************
EventPair
************

This is a standard "ping-pong" problem exactly like Tweedledum and Tweedledee.
For the mutex/CV solution, a single condition variable is sufficient.
The ping-pong loop code (e.g., Handoff) is as follows:

	mx->Acquire();
	cv->Signal(mx);
	cv->Wait(mx);
	mx->Release();

This is one case in which you do not need to "loop before you leap": it is
the exception that proves the rule.  In this case, there is only one thread
waiting and one thread issuing the signal, and no condition that must be
true (other than that the signal occurred).

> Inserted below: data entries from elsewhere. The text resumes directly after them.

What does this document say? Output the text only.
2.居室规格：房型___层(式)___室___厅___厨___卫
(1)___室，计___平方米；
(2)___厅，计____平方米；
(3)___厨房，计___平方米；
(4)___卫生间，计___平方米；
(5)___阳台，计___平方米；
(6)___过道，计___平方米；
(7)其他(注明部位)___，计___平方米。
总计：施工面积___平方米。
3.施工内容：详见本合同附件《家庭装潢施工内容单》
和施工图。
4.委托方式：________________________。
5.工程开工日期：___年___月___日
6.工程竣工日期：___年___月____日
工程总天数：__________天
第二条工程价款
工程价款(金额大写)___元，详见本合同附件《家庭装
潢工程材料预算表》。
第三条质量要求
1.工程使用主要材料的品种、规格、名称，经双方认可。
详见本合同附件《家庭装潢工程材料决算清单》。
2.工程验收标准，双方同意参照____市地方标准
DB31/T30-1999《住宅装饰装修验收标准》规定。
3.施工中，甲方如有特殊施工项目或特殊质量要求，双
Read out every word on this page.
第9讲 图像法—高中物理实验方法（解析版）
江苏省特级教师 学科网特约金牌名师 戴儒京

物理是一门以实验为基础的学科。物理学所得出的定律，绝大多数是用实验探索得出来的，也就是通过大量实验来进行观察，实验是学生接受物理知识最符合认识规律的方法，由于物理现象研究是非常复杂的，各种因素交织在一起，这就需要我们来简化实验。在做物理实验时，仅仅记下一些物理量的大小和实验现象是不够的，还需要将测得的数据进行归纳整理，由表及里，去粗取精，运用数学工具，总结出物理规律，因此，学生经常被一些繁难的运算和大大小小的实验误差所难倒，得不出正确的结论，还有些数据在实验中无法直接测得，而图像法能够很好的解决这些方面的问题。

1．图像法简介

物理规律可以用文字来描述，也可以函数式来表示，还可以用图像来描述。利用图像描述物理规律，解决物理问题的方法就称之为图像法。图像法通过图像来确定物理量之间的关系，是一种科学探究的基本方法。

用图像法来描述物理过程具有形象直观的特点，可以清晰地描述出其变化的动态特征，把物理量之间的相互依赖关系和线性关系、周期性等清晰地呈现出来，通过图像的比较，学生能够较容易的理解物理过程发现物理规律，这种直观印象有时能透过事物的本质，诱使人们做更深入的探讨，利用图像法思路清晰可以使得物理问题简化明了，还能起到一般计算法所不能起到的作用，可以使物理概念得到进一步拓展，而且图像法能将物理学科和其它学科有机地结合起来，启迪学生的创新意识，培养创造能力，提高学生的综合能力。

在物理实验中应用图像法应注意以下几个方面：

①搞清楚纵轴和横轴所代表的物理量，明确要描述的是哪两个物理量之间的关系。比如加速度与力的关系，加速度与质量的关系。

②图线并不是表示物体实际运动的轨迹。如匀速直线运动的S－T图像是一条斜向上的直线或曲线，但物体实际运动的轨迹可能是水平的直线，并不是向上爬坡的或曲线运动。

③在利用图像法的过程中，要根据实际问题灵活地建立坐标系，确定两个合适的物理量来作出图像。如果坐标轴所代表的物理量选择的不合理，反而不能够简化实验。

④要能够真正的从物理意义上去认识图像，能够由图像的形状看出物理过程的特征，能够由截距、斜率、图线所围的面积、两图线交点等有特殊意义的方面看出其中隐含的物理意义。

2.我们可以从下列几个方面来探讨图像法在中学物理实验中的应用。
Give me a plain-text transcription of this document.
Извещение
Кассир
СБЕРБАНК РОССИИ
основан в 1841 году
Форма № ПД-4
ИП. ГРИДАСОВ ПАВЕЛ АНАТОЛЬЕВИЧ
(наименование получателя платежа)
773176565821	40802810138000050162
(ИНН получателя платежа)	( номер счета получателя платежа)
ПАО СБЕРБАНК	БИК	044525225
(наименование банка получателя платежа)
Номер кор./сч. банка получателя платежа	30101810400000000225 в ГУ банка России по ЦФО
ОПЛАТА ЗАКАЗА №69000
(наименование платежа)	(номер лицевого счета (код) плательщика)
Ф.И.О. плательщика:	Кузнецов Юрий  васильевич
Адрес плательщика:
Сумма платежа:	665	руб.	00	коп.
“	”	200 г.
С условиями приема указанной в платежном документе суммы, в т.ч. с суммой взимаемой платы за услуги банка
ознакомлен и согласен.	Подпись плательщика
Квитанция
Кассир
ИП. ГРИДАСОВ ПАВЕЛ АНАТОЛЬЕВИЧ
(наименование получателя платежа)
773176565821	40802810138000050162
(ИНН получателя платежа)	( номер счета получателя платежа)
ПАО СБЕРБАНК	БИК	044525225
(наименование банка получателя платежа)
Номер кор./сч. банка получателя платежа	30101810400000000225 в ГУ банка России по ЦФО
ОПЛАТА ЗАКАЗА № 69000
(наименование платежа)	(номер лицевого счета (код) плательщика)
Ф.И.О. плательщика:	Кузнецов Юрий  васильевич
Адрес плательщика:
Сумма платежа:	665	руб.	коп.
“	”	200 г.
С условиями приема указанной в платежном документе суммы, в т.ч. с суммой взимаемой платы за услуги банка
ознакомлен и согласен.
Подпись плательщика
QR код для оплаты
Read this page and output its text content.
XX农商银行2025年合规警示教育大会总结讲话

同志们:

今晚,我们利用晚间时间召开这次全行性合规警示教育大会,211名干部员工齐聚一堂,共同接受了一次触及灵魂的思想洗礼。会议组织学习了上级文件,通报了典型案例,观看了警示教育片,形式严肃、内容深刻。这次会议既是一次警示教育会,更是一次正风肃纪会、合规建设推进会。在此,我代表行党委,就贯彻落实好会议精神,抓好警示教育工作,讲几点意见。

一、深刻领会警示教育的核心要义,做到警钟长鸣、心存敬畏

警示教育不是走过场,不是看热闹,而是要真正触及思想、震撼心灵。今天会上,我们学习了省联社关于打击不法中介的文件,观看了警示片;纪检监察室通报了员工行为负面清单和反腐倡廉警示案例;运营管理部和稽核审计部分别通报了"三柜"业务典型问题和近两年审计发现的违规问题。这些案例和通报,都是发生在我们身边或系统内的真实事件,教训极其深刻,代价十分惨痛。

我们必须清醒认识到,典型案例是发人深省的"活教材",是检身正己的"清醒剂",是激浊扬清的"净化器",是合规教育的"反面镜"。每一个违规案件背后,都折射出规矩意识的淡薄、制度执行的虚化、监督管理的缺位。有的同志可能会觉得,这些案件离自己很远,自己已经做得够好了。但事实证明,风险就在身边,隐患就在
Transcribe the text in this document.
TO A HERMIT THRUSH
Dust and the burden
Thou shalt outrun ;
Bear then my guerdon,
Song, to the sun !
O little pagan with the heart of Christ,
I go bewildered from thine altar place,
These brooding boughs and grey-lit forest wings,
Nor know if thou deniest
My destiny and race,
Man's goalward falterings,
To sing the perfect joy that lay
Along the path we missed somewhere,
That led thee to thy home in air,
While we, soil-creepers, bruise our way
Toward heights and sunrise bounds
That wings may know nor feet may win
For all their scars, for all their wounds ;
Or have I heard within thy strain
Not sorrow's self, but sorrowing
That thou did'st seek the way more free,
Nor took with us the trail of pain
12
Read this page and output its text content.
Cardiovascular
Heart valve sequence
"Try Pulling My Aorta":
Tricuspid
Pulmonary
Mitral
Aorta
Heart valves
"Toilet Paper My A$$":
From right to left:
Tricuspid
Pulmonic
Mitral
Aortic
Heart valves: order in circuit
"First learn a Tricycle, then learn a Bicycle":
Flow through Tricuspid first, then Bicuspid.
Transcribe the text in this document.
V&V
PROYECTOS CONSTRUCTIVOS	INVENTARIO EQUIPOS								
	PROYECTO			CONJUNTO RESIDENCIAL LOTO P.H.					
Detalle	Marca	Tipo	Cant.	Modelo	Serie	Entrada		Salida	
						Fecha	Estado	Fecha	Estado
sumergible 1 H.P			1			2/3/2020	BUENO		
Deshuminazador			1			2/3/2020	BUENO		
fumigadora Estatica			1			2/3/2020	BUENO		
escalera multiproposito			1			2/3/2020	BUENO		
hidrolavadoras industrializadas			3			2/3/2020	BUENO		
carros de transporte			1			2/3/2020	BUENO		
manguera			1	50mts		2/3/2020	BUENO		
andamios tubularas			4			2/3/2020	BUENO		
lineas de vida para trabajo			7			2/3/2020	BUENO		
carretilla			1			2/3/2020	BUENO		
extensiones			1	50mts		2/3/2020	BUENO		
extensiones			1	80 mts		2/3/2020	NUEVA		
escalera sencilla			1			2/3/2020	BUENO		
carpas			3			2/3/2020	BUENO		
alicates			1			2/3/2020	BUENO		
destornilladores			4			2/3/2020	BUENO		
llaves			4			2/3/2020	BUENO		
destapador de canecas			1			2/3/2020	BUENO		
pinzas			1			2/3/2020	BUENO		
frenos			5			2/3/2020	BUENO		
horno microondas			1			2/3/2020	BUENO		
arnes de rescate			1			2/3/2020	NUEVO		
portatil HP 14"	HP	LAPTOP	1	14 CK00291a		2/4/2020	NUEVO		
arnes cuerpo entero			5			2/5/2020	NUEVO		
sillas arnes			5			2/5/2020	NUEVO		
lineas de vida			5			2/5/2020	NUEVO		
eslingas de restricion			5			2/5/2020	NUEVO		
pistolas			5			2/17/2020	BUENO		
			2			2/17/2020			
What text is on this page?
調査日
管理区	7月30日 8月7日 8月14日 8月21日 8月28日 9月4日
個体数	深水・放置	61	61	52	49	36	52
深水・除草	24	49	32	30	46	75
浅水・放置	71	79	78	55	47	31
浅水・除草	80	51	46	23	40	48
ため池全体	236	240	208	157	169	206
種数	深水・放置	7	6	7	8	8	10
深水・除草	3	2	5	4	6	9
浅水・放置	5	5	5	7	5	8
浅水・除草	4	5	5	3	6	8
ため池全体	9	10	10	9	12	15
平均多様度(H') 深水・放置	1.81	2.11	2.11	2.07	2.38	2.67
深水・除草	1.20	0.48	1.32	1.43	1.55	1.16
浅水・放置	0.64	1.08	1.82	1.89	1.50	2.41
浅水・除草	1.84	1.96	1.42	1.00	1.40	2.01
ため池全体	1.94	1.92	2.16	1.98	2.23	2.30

For the semaphore solution, two semaphores are needed to prevent one
party from consuming its own signal (V).  No mutex is needed.  The
semaphore code looks like this:

	othersem->V();
	mysem->P();

For EventPair, the Wait() primitive exists just to prime the "ping" so
there's a thread blocked to "pong".  This code is easy (just P() or
cv->Wait()).  Also, for EventPair there needs to be some way to keep
track of which semaphore is the "current" semaphore in handoff, and
switch to the other semaphore after each handoff.  For TweedleDum and
TweedleDee, just put the code fragments above in a loop, one loop for
Dee and one loop for Dum (make sure each loop Ps on its own semaphore
and Vs on the other guy's.  In the Mx/CV solution, the Mx acquire may
be outside the loop.

Note: for TweedleDum/TweedleDee, the problem with the sleep solution
is "the missed wakeup problem", where one thread issues its wakeup
before the other is asleep.  Understand how the Mx/CV and semaphore
solutions avoid this problem.

***************
Barrier
***************

	Condition* slavecv, mastercv;
	Mutex* mx;
	int count

	Create(int n) {
		new slavecv, mastercv, and mx;
		count = n;
	}

	Wait() {
		mx->Acquire();
		while (count)
			cv->Wait(mx);
		mx->Release();
	}

	Arrive() {
		mx->Acquire();
		count--;
		if (count == 0)
			mastercv->Signal();
		slavecv->Wait();
		mx->Release();
	}

	Release() {
		slavecv->Broadcast();
		count = n;
	}